Published
So, I'm a brand new RN, with just over a month experience in my LTC/ rehab facility. I had 8 days of training (4 on each floor), which mostly consisted of working with a preceptor. So I know a lot was missed in my training, and I am trying to learn what I've missed, but it gets so overwhelming just trying to keep up. I have 25 patients when I'm on the LTC floor, and 20-22 when I work rehab.

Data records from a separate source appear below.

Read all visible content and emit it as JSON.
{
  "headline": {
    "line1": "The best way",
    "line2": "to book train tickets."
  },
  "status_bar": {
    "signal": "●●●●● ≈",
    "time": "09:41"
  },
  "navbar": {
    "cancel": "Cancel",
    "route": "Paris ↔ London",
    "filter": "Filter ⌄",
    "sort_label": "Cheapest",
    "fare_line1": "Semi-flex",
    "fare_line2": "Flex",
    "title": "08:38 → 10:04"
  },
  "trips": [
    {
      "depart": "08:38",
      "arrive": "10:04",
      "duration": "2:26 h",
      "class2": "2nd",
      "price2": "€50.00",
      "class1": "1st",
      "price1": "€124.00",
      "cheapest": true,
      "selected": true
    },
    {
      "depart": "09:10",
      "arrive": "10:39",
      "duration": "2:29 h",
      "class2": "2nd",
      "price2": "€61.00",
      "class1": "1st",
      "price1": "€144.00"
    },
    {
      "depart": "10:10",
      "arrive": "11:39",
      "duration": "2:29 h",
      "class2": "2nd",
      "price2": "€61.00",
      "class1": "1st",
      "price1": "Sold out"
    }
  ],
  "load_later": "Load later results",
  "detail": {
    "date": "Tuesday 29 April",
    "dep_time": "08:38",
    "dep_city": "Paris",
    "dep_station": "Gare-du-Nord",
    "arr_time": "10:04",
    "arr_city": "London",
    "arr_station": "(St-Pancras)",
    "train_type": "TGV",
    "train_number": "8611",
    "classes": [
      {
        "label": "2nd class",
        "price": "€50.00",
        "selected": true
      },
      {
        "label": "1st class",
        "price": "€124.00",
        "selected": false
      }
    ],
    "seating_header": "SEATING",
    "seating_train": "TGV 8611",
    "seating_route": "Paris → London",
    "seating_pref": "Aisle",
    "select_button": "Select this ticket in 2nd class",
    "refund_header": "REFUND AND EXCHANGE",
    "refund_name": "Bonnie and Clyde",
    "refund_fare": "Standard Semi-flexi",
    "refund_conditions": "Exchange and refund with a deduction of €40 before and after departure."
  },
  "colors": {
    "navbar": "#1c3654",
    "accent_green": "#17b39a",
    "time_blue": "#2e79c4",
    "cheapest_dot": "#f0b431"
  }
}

Anyway, I usually work day shift but filled in for someone on evening shift Sunday night. The report I got on one resident was that he'd been SOB with insp and exp wheezes, and she had given him a neb treatment. I go to check on him and he is REALLY SOB and wheezing a lot, with resp 24-28. I give him another neb treatment and it doesn't improve. He is sounding like he is working hard to breathe. Check his temp and it's 101.9, so I page the MD on call. Told him all the symptoms and he immediately advises me to send him to the hospital.
I called transport, and the ambulance company decided his symptoms were too severe for routine transport and advise me to call 911. They actually refused to take him. So I call 911, they come, and the paramedic said he was concerned he may be septic (I never found out if he really was, but that was the concern).
So today in our nurse meeting, the new DNS says we need to call her FIRST when we are sending someone unless it's a dire emergency. She says she is disappointed I sent him because we could've handled it in house, and she could've convinced the doc not to send him. While it's apparently true I could've called for a stat mobile x-ray at 9pm (didn't know that), started an IV and had meds sent stat from the pharmacy, I don't know that treating him in house would've been the safest option. But as I said, I'm a brand new RN and there is a LOT I don't know. What would you do?
To be clear, I am not in trouble and she has not spoken to me personally or expressed dissatisfaction with my performance. Just disappointment at the revenue lost and inconvenience for the family. But did I make the right choice, or no? I hadn't been told we should page her before the doc, but for all I know, there could be a memo about it posted somewhere. It is easy to miss stuff in this place. Btw, the RCM said there was no policy about it that she knew of, but she is new too.
Could this be because he is skilled ? Many LTC facilities have a flip fit when sending out skilled residents especially if there skilled for pneumonia and those kind of symptoms can be managed in house. But how can the DON get on you for doing the wrong thing ? The DON is an RN right ? You got an order from the residents physician. IMO he must go. I'm not going against one our physician order and our DON wouldn't either. In this mans case he is severely SOB and all Nursing and medical interventions that can be taken in the facility have been ineffective and the mans SOB and running a pretty elevated fever. I do believe that this would have been one I would have sent out and notified MD later (our facility MD allows us to do this though ). We all know facilities wanna get paid and it's all about the money but us nurses have to protect our license. Yes RNs are responsible for supervising our LPN practice but in my state the LPN nursing board and RN nursing board are two separate entities and if you fail to take the appropriate action on an unstable patient your answering to the LPN board by yourself there will be no RN there taking responsibility it's you the Nurse and the board of Practical Nursing.
mrsboots87
1,761 Posts
I feel you. My unit manager is also cracking down on return to acute trips and wants to do everything possible to prevent sending a resident out. In many cases this is ok and can be safely handled in house. But there have been a few issues that even though we could technically handle in house, were very time consuming. We have 30+ residents to a nurse (upscale LTC with very low acuity patient load so it's manageable). If even one of them has a major issue that requires frequent assessment and intervention, the entire night is screwed and other resident suffer.
I I don't think all manager consider that while many resident conditions can be handled in house, we quite literally don't have the time or means to take care of them while still keeping the other residents safe and happy.
I mo think you made the right call if the resident was crumping and the treatments you had available to you were in effective. Add that to the fact the resident has been admitted and there a few days just shows they were ill enough to need more acute level care.